Once you've selected the correct SOAP agents to convert, choose "Convert Agents" to convert them and return to the server overview page:

image

Once converted, it can take up to a few minutes to update the server overview page because the status values on that page are cached. To check the live status of a server, select the server from the overview page, and examine the Agent Status section at the bottom of that page.

image

Note also that the Hosted property only indicates that the type of agent (in this case, the self-hosted TCP-based agent) is installed on the server—it does not know whether this is actually the case or not unless the Status field indicates something other than Error or Inactive.

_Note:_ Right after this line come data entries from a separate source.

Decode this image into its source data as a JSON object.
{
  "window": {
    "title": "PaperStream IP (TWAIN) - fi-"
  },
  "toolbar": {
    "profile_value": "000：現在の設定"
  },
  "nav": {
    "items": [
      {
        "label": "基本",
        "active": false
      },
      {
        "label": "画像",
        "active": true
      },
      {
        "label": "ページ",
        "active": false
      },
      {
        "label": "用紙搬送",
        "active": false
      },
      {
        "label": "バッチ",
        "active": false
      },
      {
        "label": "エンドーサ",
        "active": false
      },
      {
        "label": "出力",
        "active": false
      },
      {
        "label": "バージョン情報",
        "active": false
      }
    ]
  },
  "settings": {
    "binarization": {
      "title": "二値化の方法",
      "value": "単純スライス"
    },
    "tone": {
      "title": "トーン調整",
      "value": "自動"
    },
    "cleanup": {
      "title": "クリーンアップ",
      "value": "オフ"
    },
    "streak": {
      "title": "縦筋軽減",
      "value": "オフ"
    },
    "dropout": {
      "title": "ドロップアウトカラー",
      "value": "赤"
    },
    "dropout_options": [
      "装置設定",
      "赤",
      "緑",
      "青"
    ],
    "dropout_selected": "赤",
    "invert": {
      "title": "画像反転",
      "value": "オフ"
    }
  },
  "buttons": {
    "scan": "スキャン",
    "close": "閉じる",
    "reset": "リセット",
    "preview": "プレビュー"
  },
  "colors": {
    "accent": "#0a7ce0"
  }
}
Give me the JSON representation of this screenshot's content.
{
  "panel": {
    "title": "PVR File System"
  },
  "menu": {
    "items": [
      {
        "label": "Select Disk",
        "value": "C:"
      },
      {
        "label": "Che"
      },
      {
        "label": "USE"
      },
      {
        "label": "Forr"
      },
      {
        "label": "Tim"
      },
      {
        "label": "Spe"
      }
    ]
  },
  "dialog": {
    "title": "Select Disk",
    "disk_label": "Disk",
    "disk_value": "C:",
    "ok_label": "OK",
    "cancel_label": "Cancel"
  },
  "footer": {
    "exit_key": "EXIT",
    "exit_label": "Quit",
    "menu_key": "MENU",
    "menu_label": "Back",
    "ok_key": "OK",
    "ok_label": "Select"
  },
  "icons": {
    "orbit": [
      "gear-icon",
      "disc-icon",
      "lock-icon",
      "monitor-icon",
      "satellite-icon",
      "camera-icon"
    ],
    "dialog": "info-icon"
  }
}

Troubleshooting Agents in ERROR Status

Agents can be put in ERROR status for a variety of reasons, the most common are:

  • The wrong type of agent is installed on the server—verify that the type of agent that BuildMaster identifies, is actually what is installed on the server (e.g. Self-hosted (TCP) Agent should have a service installed on the remote server, and IIS-hosted (SOAP) Agent should have a website configured in IIS on the remote server). This problem commonly results in error messages in the BuildMaster Error Log indicating such a problem.
  • For the self-hosted agent, the agent service (INEDOBMAGT) is not running
  • For the IIS agent, either the hosting website or application pool is stopped
  • There is a firewall blocking the port of the agent
  • There is a newer agent installed on the remote server than the current installation of BuildMaster. Always make sure to match the version of the agent with that of the BuildMaster installation when freshly installing or manually upgrading the agent

Testing connection to an IIS-Hosted (SOAP) agent:

To test whether a SOAP agent is accessible by BuildMaster, browse to http://agent-server:port/agent.asmx from the BuildMaster server. If you see a page similar to the image below, the connection is available:

image

If you do not see this page, try connecting locally from the agent server itself—this will indicate whether the network is the culprit.

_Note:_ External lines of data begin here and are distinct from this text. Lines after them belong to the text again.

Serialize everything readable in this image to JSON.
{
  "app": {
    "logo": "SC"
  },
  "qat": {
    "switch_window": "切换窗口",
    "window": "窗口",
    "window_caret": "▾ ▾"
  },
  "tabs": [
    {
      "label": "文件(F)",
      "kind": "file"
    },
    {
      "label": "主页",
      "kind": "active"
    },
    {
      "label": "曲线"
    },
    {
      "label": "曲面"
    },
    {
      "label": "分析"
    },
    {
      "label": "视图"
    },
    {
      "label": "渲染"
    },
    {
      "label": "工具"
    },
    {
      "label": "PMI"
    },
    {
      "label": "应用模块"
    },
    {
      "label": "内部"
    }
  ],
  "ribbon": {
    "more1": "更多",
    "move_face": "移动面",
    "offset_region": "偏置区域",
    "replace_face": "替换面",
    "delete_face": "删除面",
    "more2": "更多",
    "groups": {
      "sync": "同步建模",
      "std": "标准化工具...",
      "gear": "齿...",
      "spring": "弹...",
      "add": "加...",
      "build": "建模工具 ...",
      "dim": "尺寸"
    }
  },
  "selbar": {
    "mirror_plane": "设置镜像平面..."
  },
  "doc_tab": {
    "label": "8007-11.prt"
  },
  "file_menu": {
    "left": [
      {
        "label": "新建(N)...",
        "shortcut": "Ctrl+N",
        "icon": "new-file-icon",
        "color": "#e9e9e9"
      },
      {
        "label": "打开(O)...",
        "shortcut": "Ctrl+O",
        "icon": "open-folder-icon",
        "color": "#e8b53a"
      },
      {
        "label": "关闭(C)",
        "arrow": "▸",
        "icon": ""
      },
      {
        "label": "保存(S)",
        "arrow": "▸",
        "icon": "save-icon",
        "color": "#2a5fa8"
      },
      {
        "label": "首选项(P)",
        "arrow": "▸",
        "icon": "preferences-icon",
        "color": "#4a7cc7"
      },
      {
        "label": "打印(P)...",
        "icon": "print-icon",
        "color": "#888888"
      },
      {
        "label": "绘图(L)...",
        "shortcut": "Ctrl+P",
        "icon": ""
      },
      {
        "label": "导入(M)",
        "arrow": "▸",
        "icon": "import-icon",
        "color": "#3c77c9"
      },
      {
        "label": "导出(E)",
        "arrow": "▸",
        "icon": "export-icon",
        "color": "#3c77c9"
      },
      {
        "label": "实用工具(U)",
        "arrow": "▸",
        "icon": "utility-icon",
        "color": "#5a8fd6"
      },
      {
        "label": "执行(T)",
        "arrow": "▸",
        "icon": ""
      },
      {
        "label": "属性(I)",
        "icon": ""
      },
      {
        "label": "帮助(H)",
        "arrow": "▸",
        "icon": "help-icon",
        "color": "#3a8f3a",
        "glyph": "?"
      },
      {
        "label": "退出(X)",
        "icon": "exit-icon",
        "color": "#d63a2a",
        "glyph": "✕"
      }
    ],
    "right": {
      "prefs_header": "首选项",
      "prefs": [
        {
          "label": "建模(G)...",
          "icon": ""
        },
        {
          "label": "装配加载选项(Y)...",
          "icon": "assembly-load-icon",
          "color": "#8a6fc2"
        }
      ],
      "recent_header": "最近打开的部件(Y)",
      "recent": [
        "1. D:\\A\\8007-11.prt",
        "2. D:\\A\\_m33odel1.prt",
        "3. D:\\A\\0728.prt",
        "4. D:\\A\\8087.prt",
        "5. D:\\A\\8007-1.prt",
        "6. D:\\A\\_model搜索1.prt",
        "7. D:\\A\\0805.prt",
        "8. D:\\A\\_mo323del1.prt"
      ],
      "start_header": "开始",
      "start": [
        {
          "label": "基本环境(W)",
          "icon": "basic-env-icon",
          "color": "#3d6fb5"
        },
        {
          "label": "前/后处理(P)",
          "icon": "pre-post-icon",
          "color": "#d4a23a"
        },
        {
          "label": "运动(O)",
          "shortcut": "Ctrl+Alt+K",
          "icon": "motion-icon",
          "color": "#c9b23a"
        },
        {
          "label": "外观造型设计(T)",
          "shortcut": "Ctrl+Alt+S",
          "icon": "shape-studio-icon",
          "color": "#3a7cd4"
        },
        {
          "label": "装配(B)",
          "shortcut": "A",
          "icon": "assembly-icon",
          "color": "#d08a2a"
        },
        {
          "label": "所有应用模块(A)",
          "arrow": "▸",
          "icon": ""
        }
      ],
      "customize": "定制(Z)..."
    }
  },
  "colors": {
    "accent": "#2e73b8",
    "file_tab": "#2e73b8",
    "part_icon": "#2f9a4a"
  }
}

Testing connection to a Self-Hosted (TCP) agent:

To whether a TCP agent is accessible by BuildMaster, open a telnet session to the server and port:

telnet agent-server

If the connection is successful, an empty prompt appears and you can send a text to the agent. If the connection is not successful, an error message similar to the following is displayed: "Connecting To agent-server...Could not open a connection to the host, on port 1000: Connect failed".